The Plaintiff does not dispute that, in addition to the above-noted symptoms, the seizures caused him to make "bizarre noises." see Motion for Reconsideration, at 24 n. 4. The undisputed evidence presented by the defense is that Plaintiff made very loud barking and screeching noises, for which he was disciplined. (Pearson Dep., at 24, 29-31).
Considering the evidence, we find no error in our conclusion that there was no feasible accommodation at Lankenau for Plaintiff's impairment and its manifestations.
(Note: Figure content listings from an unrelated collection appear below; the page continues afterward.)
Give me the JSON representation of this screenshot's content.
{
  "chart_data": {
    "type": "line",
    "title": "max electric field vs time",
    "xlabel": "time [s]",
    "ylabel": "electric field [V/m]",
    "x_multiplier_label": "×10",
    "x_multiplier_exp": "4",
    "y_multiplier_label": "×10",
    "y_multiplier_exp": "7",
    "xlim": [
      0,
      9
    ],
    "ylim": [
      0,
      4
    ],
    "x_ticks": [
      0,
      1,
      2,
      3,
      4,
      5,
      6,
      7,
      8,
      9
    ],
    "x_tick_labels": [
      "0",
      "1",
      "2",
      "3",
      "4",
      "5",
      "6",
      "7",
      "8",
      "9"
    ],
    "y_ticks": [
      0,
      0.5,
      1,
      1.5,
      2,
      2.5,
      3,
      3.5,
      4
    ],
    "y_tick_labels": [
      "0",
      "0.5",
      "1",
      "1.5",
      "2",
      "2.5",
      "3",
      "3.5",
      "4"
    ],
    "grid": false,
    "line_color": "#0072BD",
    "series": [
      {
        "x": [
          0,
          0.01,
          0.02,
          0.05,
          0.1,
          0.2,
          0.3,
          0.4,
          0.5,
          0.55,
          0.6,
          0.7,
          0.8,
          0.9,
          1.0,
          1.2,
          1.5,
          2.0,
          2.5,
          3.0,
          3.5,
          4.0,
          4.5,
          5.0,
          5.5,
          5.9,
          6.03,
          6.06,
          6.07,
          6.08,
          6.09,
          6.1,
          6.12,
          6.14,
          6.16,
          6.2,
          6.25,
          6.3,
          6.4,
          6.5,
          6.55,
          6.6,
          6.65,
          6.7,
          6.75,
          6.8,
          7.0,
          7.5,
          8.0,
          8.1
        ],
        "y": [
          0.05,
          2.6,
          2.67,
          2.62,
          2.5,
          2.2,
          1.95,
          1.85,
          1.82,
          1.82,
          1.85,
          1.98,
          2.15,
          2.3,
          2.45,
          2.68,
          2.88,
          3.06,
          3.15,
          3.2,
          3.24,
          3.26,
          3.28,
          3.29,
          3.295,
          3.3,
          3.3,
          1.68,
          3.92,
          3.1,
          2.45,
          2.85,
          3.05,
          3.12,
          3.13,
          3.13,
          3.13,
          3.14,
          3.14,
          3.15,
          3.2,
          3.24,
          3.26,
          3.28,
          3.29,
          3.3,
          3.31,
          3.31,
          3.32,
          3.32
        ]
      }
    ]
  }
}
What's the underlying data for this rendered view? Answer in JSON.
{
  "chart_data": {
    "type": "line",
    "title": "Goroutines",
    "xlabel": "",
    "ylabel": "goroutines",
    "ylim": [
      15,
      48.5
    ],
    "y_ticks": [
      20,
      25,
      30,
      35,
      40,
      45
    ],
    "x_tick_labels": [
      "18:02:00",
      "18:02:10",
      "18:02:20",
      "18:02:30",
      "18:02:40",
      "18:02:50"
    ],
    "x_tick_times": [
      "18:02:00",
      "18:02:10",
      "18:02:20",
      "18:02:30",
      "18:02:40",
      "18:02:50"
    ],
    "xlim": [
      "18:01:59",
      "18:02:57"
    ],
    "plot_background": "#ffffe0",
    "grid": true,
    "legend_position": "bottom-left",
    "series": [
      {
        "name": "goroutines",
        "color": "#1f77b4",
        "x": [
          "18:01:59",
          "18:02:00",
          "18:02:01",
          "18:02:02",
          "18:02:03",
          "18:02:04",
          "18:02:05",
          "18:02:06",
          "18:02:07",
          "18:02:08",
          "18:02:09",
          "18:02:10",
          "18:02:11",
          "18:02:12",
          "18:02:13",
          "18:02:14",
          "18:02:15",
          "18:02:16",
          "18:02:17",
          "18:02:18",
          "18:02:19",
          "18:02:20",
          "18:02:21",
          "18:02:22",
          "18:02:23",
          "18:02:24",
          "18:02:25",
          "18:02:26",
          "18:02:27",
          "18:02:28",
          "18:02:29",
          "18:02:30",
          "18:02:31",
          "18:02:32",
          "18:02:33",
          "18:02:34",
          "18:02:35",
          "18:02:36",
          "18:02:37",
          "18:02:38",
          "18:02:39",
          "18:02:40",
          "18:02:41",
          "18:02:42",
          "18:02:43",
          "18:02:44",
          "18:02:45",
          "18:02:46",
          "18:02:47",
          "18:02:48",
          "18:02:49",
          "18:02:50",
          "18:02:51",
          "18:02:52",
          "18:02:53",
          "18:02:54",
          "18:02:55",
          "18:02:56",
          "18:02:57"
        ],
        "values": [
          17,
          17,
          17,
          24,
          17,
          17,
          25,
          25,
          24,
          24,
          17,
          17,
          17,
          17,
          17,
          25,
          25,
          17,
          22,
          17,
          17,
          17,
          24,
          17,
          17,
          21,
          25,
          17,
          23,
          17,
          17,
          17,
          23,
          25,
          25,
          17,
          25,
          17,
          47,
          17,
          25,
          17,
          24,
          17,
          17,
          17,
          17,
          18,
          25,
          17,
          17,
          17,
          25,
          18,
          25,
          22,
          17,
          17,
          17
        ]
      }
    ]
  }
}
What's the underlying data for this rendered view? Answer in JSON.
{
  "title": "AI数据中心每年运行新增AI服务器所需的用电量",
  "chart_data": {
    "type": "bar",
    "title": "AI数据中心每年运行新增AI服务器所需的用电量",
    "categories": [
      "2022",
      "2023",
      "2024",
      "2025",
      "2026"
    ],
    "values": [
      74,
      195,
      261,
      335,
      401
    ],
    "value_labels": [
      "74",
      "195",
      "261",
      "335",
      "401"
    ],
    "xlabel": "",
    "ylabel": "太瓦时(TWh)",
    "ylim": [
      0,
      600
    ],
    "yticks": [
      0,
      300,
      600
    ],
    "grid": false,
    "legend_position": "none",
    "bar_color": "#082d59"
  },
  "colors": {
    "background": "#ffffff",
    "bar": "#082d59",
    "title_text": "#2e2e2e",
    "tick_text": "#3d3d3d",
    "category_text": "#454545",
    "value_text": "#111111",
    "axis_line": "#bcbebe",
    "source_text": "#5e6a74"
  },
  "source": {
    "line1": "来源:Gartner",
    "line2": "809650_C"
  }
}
C. Relationship between Lankenau and Aramark
Finally, in the motion for reconsideration, the Plaintiff takes issue with the Court's dismissal of Lankenau on the basis that there is no evidence to establish an employer/employee relationship between the two for purposes of the ADA. In the summary judgment opinion, we noted that the only evidence upon which the Plaintiff could rely is the "Managed Services Agreement" between Aramark Health Services and Lankenau, which stated that employees assigned by Aramark must be acceptable to Lankenau. See Memorandum Order, 3/14/06, at 19. Plaintiff complains that we failed to note that in the same section of the "Managed Services Agreement" there is a provision that Aramark was required to remove an employee at Lankenau's request. Our failure to note this additional verbiage does nothing to change the fact that the Plaintiff has no evidence that Lankenau made such a request.
Conclusion
Because the Plaintiff has failed to establish any proper basis for the Court's reconsideration of its prior Order, we will deny his motion. Summary judgment was properly granted to the Defendants on the ADA, PHRA, and Rehabilitation Act claims. An appropriate Order follows.